— Это еще посмотреть надо, из каких это он наших, — проворчал командир поста, убирая руку с ноющей ключицы Штелера, но продолжая испытующе смотреть ему в глаза. — Нет, он герканец, точно, но говорок-то странный. Откуда ты, где помотало?

— По Удмире плавал, на шхуне «Красабиэль». Полкоманды альтрусцы, а нас, герканцев, всего четверо было, и то капитан, паскуда виверийская, всех до одного на берег списал. В кабаке линдерском девок с филанийцами не поделили, — не моргнув глазом соврал Штелер и тут же продолжил забивать голову стражника вполне правдоподобными выдумками: — Путь от Линдера долгий, в дороге поизносился, а в корчме тут одной неподалече все в кости до штанов спустил. Хорошо еще женушка корчмаря сжалилась, вот эти лохмотья дала, а то до самого Вендерфорта голышом бы так и пощеголял.

— А у нас-то ты что позабыл? От Линдера путь до Берконта ближе… Че по западной дороге не отправился? — все еще искал подвох недоверчивый сержант, но у лжеца и на это был продуман ответ, кстати весьма правдоподобный.

— Как же?! — удивленно вскинул брови обманщик. — В Берконте-то что я позабыл? Я же сам отсюда родом, лет десять назад у кузнеца Варгара в подмастерьях ходил, пока нелегкая на лоханку проклятую не занесла. Думал, страны дальние повидаю, деньжат заработаю, а вишь, как все обернулось…

— Это у какого Варгара? — сделал вид, что поверил рассказу, сержант и, сменив суровый взгляд на дружескую улыбку, задал провокационный вопрос: — У того, что оружейный магазин в квартале Вандра держит, или у кузнеца в квартале Луктора?

— Да ты че, мил-человек, — рассмеялся Штелер. — Кто же кузницу в квартале Луктора держит? Там же лавки лишь для господ, да и в Вандре уважаемый люд проживает.

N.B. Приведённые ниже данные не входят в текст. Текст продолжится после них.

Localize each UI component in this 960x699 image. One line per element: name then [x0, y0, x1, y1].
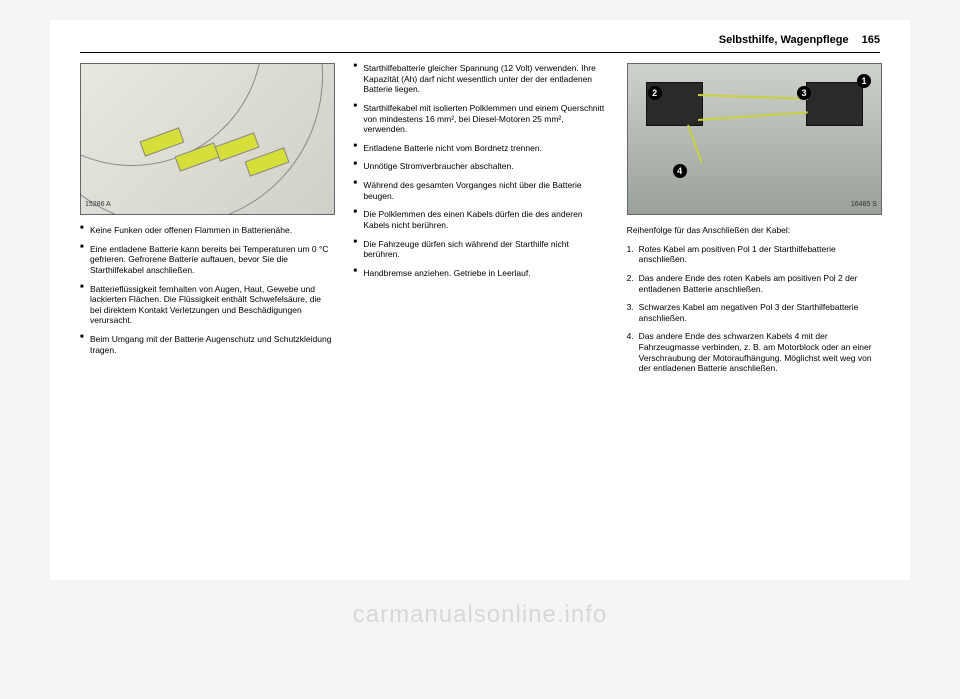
list-item: Starthilfekabel mit isolierten Polklemme… [353, 103, 606, 135]
section-title: Selbsthilfe, Wagenpflege [719, 34, 849, 46]
figure-jumper-cables: 15286 A [80, 63, 335, 215]
list-item: Während des gesamten Vorganges nicht übe… [353, 180, 606, 201]
list-item: Beim Umgang mit der Batterie Augenschutz… [80, 334, 333, 355]
marker-3: 3 [797, 86, 811, 100]
list-item: Keine Funken oder offenen Flammen in Bat… [80, 225, 333, 236]
list-item: Rotes Kabel am positiven Pol 1 der Start… [627, 244, 880, 265]
col1-bullet-list: Keine Funken oder offenen Flammen in Bat… [80, 225, 333, 355]
list-item: Entladene Batterie nicht vom Bordnetz tr… [353, 143, 606, 154]
list-item: Batterieflüssigkeit fernhalten von Augen… [80, 284, 333, 327]
figure-1-label: 15286 A [85, 201, 111, 210]
manual-page: Selbsthilfe, Wagenpflege 165 15286 A Kei… [50, 20, 910, 580]
col2-bullet-list: Starthilfebatterie gleicher Spannung (12… [353, 63, 606, 278]
marker-4: 4 [673, 164, 687, 178]
watermark-text: carmanualsonline.info [0, 601, 960, 629]
list-item: Handbremse anziehen. Getriebe in Leerlau… [353, 268, 606, 279]
figure-engine-bay: 1 2 3 4 16485 S [627, 63, 882, 215]
column-1: 15286 A Keine Funken oder offenen Flamme… [80, 63, 333, 382]
figure-2-label: 16485 S [851, 201, 877, 210]
list-item: Die Fahrzeuge dürfen sich während der St… [353, 239, 606, 260]
list-item: Unnötige Stromverbraucher abschalten. [353, 161, 606, 172]
list-item: Das andere Ende des schwarzen Kabels 4 m… [627, 331, 880, 374]
list-item: Schwarzes Kabel am negativen Pol 3 der S… [627, 302, 880, 323]
content-columns: 15286 A Keine Funken oder offenen Flamme… [80, 63, 880, 382]
list-item: Starthilfebatterie gleicher Spannung (12… [353, 63, 606, 95]
steps-intro: Reihenfolge für das Anschließen der Kabe… [627, 225, 880, 236]
column-3: 1 2 3 4 16485 S Reihenfolge für das Ansc… [627, 63, 880, 382]
list-item: Das andere Ende des roten Kabels am posi… [627, 273, 880, 294]
marker-2: 2 [648, 86, 662, 100]
list-item: Eine entladene Batterie kann bereits bei… [80, 244, 333, 276]
column-2: Starthilfebatterie gleicher Spannung (12… [353, 63, 606, 382]
page-number: 165 [862, 34, 880, 46]
page-header: Selbsthilfe, Wagenpflege 165 [80, 34, 880, 53]
col3-step-list: Rotes Kabel am positiven Pol 1 der Start… [627, 244, 880, 374]
list-item: Die Polklemmen des einen Kabels dürfen d… [353, 209, 606, 230]
marker-1: 1 [857, 74, 871, 88]
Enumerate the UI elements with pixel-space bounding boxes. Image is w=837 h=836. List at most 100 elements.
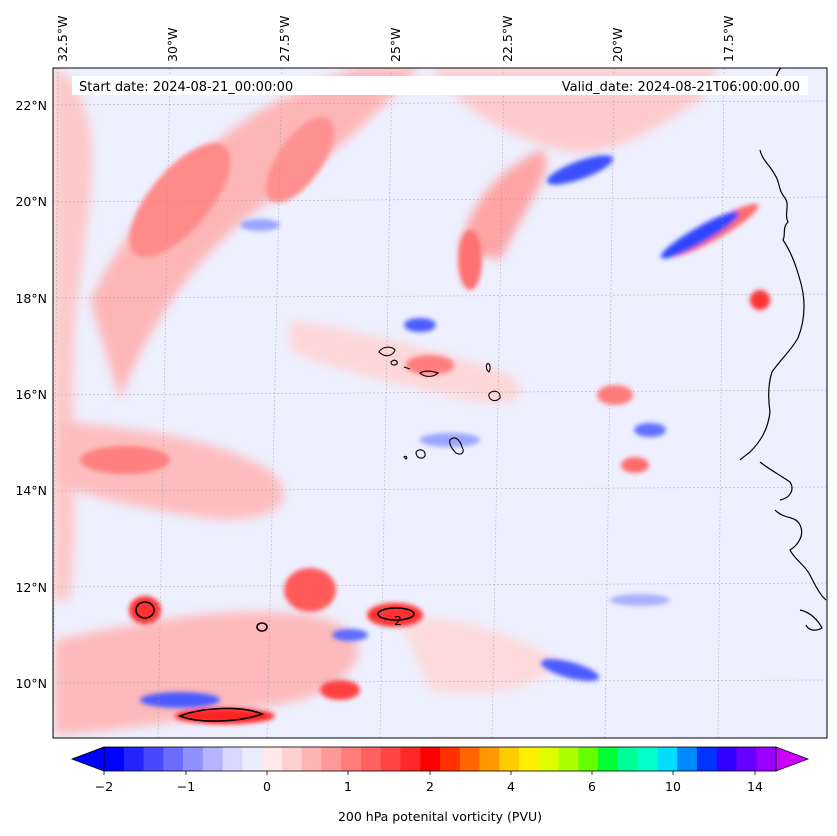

На юго-востоке Варгар кузню держал, там, где ремесленнику обитать и положено… Да, третий дом от башни Сорката, там любой те подскажет…

— Хватит трепать, проходи! — недовольно проворчал командир поста, чья уловка не удалась, и, схватив Штелера за недавно превращенную в лохмотья без ворота и рукавов рубаху, силой впихнул его за заградительный барьер, то есть туда, где уже начинался город.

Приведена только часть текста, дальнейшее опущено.